Plants can produce animal cytokine-like immune peptides, among which the plant elicitor peptides (Peps) derive from the C-termini of their precursors (PROPEPs). Recently, the functions of Peps have been expanded beyond immunity. However, a long-standing enigma is how PROPEPs are processed into Peps. Here, we report that the Ca2+-dependent type-II metacaspases (MCs) constitute the proteolytic enzymes to mediate PROPEP processing in Arabidopsis. In protoplasts, co-expression of PROPEP1 with type-II MCs, including MC4 to MC9, can promote the generation of processed Pep1. Destruction of the catalytic cysteine residue in MC4 or the conserved arginine residue preceding the Pep1 sequence blocks PROPEP1 cleavage, whereas the bacterial elicitor flg22 can enhance the MC4-mediated PROPEP1 processing. MC4 can cleave PROPEP1 in vitro and also cleave PROPEP2 to PROPEP8, but, surprisingly, not PROPEP6 in protoplasts.
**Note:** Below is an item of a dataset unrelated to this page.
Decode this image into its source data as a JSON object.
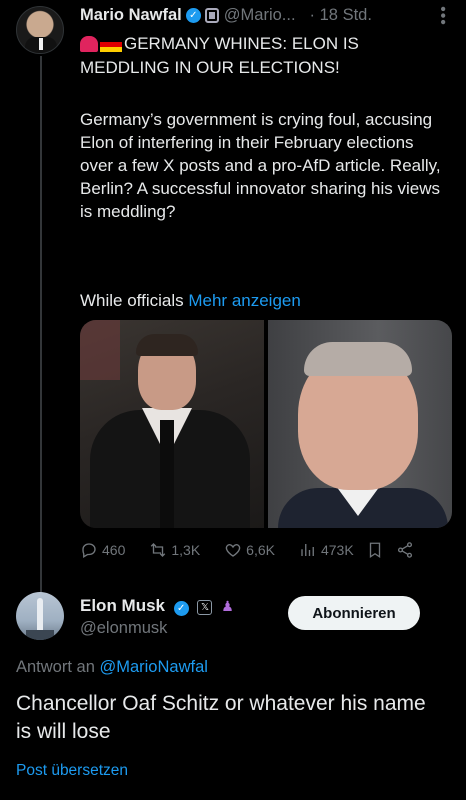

Domain swapping between PROPEP1 and PROPEP6 suggests a hidden role of the sequence context upstream of the Pep sequence for PROPEP processing. Flg22-induced PROPEP1 processing and Botrytis cinerea resistance are severely impaired in the mc4/5/6/7 quadruple mutant plants. Taken together, our findings reveal the type-II MCs as new players in Pep signaling, and lay the foundation for understanding the regulation of multifaceted functions of Peps in plant immunity and beyond.